Sajian khas Betawi di hari-hari istimewa seperti Lebaran dan
syukuran kini menjadi menu tradisional yang dinanti. Sajian yang paling umum
hadir di meja makan masyarakat Betawi saat Lebaran adalah Ketupat Sayur, Sambal
Godok dan Semur. Orang Betawi zaman dahulu bila mengadakan syukuran, tahlilan,
maulid dan sejenisnya, selalu menyajikan Nasi Berkat. Dibungkus daun jati atau
teratai, Nasi Berkat dilengkapi dengan Semur, Pesmol Bandeng, Gulai
Buncis, Serundeng dan Perkedel. Tapi kini Nasi Berkat telah mulai dilupakan dan
hilang dari tradisi Betawi.
Orang Betawi punya menu spesial untuk sarapan yakni Pindang
Bandeng. Karena disantap waktu sarapan, orang Betawi sengaja memasak bandeng
saat sore hari. Begitu pagi hari, Pindang Bandeng langsung dihangatkan dan
dinikmati dengan sisa nasi semalam. Menu sarapan lain adalah Nasi Ulam. Namun
yang banyak dijajakan sekarang ini dengan Semur Tahu dan Telur, bukanlah Nasi
Ulam asli Betawi. Karena, Nasi Ulam asli Betawi disajikan dengan bumbu sambal
terasi dan bumbu urap.
Selain Pindang Bandeng, orang Betawi memiliki sajian berbahan
ikan lainnya. Sebut saja misalnya Pecak Lele, Gurame dan Ikan Emas. Ada pula
sayur Gabus Pucung (kluwek, kluak) dengan ikan gabus yang diolah dengan bumbu
kluwak (black nut = kacang hitam). Sayangnya jarang Betawi yang mengolah
masakan ini, disamping sulitnya ternak ikan gabus kanibal bila diternak (ikan
gabus cenderung memangsa anak-anaknya sendiri), namun begitu masih ada beberapa
warung makanan khas masakan Betawi yang menyajikan masakan ikan liar gabus ini.

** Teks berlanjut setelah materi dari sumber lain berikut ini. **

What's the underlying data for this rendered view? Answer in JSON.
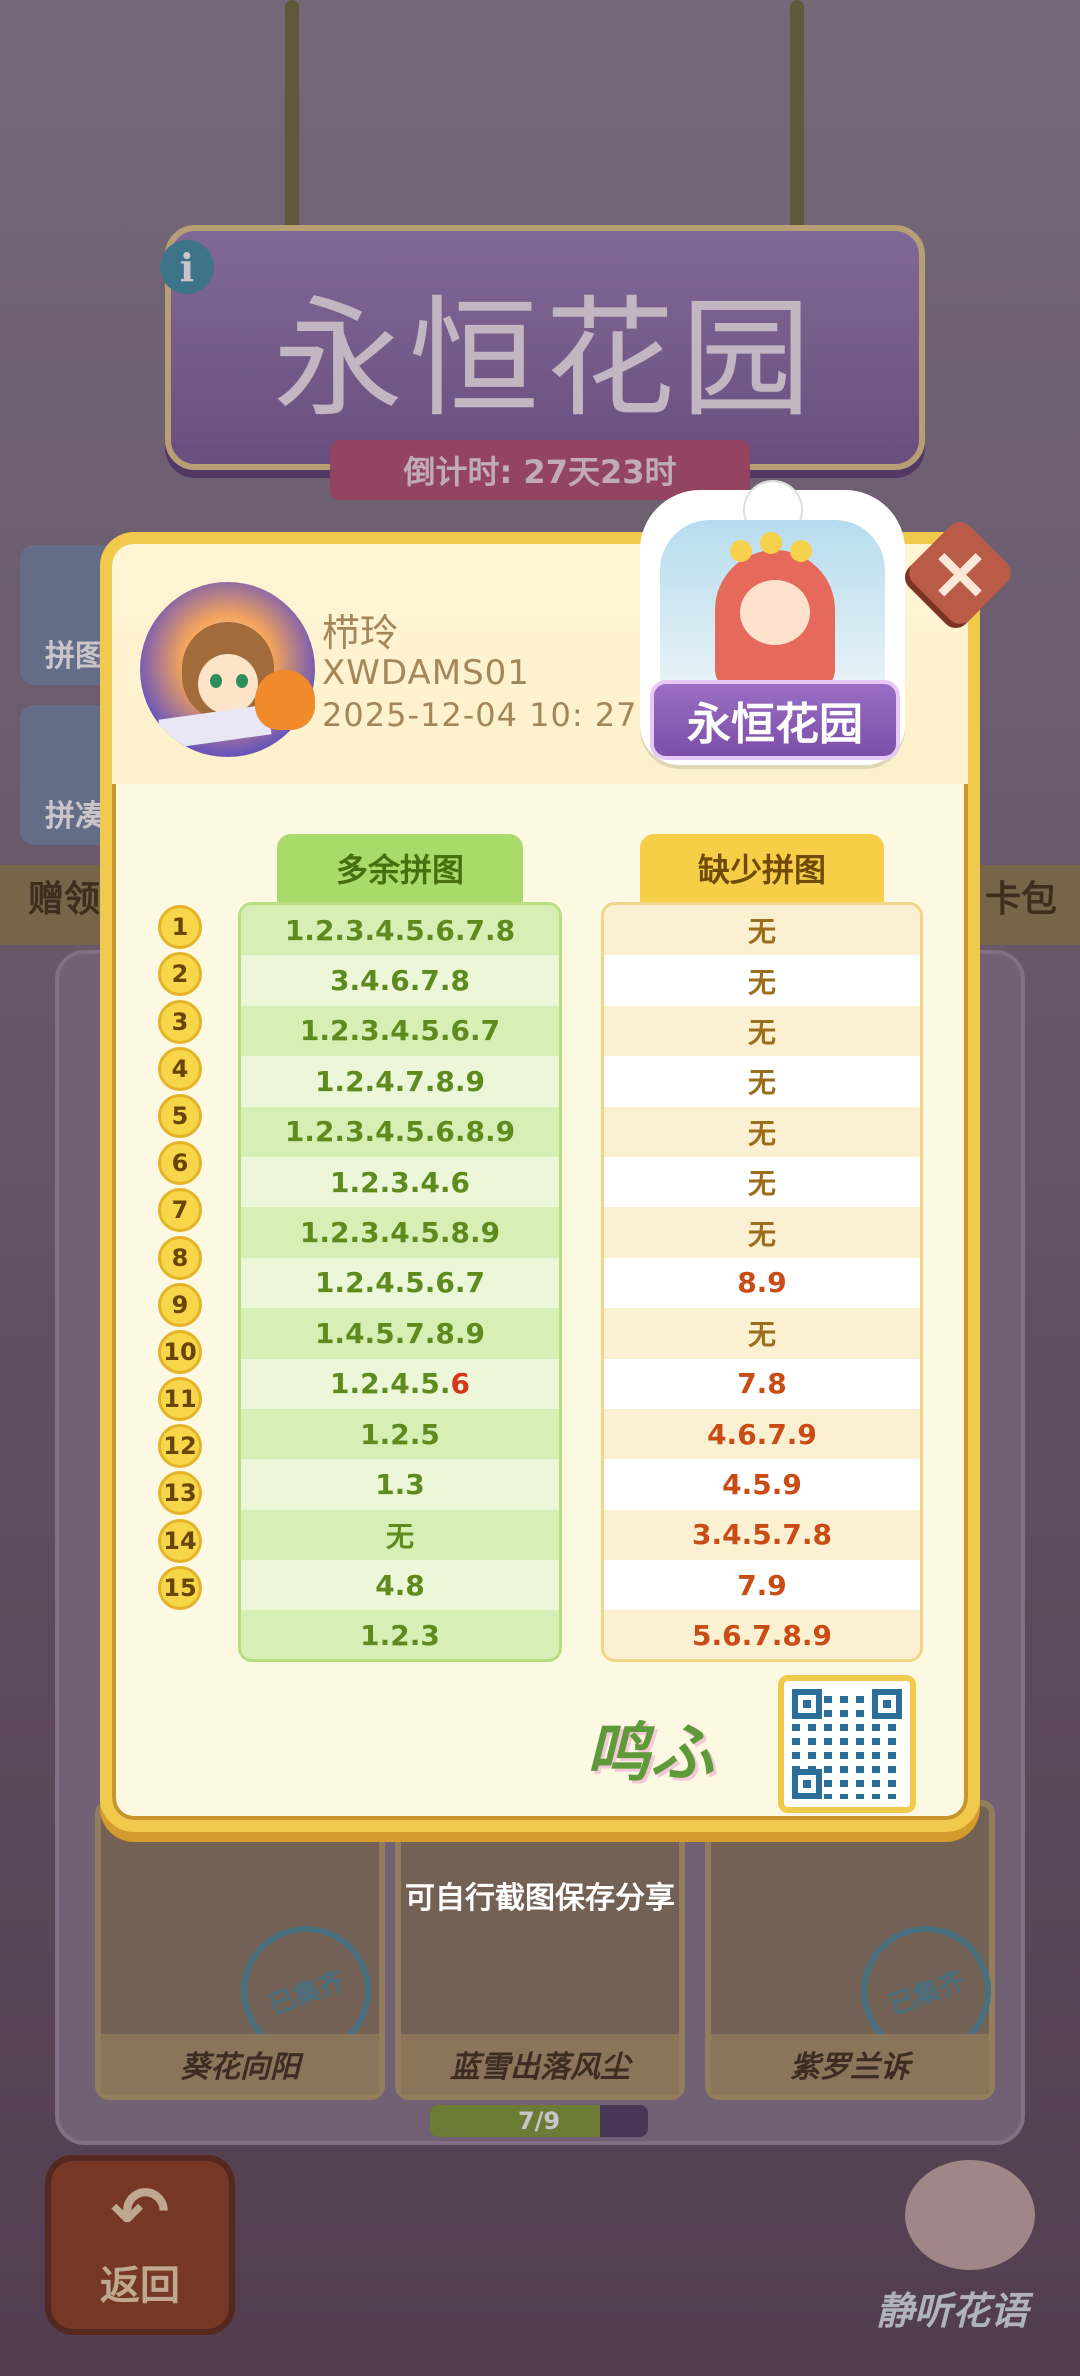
{
  "background": {
    "banner_title": "永恒花园",
    "countdown": "倒计时: 27天23时",
    "side_buttons": [
      "拼图",
      "拼凑"
    ],
    "strip_left": "赠领",
    "strip_right": "卡包",
    "cards": [
      "葵花向阳",
      "蓝雪出落风尘",
      "紫罗兰诉"
    ],
    "stamp_text": "已集齐",
    "progress": {
      "label": "7/9",
      "fraction": 0.7778
    },
    "back_button": "返回",
    "listen_button": "静听花语"
  },
  "player": {
    "name": "栉玲",
    "id": "XWDAMS01",
    "datetime": "2025-12-04 10: 27"
  },
  "badge": {
    "title": "永恒花园"
  },
  "table": {
    "extra_header": "多余拼图",
    "missing_header": "缺少拼图",
    "rows": [
      {
        "n": "1",
        "extra": "1.2.3.4.5.6.7.8",
        "missing": "无"
      },
      {
        "n": "2",
        "extra": "3.4.6.7.8",
        "missing": "无"
      },
      {
        "n": "3",
        "extra": "1.2.3.4.5.6.7",
        "missing": "无"
      },
      {
        "n": "4",
        "extra": "1.2.4.7.8.9",
        "missing": "无"
      },
      {
        "n": "5",
        "extra": "1.2.3.4.5.6.8.9",
        "missing": "无"
      },
      {
        "n": "6",
        "extra": "1.2.3.4.6",
        "missing": "无"
      },
      {
        "n": "7",
        "extra": "1.2.3.4.5.8.9",
        "missing": "无"
      },
      {
        "n": "8",
        "extra": "1.2.4.5.6.7",
        "missing": "8.9"
      },
      {
        "n": "9",
        "extra": "1.4.5.7.8.9",
        "missing": "无"
      },
      {
        "n": "10",
        "extra": "1.2.4.5.",
        "extra_red": "6",
        "missing": "7.8"
      },
      {
        "n": "11",
        "extra": "1.2.5",
        "missing": "4.6.7.9"
      },
      {
        "n": "12",
        "extra": "1.3",
        "missing": "4.5.9"
      },
      {
        "n": "13",
        "extra": "无",
        "missing": "3.4.5.7.8"
      },
      {
        "n": "14",
        "extra": "4.8",
        "missing": "7.9"
      },
      {
        "n": "15",
        "extra": "1.2.3",
        "missing": "5.6.7.8.9"
      }
    ]
  },
  "hint": "可自行截图保存分享",
  "colors": {
    "modal_border": "#f1c94d",
    "extra_header": "#a9db6a",
    "missing_header": "#f7ce48",
    "close_button": "#b95b46"
  }
}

Sajian paling unik dari ikan adalah Pepes Ikan Belanak. Dan seperti halnya
Gabus Pucung, Pepes Ikan Belanak juga sudah langka.
KAMUS KULINER BETAWI
Nasi Uduk
Masakan Betawi yang paling populer ini masih mudah ditemui di
hampir semua pelosok di lima wilayah Jakarta. terbuat dari beras putih yang
dimasak dengan santan kelapa, serta dibumbui garam, daun serai, daun salam dan
daun jeruk. Rasanya sangat gurih dan nikmat, terutama bila disantap saat masih
hangat mengepul. Biasanya nasi uduk ditemani lauk pauk seperti ayam goreng,
tahu goreng, telur dadar yang diiris-iris, abon dan tempe kering yang
dipotong-potong tipis dimasak manis. Nasi Uduk juga disajikan dengan bawang
goreng, emping goreng (beberapa tempat diganti dengan kerupuk kecil
warna-warni), timun dan tentunya sambel kacang.
Nasi Ulam
Bedanya dengan Nasi Uduk, Nasi Ulam dibuat dari nasi biasa,
tidak dimasak dengan santan. Ciri khasnya adanya taburan serundeng kelapa di
atas nasi putih. Kemudian juga tambahannya seperti tempe goreng, tempe goreng
tepung, dadar telur, sedikit taoge, ketimun iris dan daun semanggi. Tidak lupa
juga kerupuk, emping serta bawang goreng. Nasi Ulam adalah bukti hadirnya
pengaruh dari berbagai budaya kuliner yang pernah singgah ke Jakarta.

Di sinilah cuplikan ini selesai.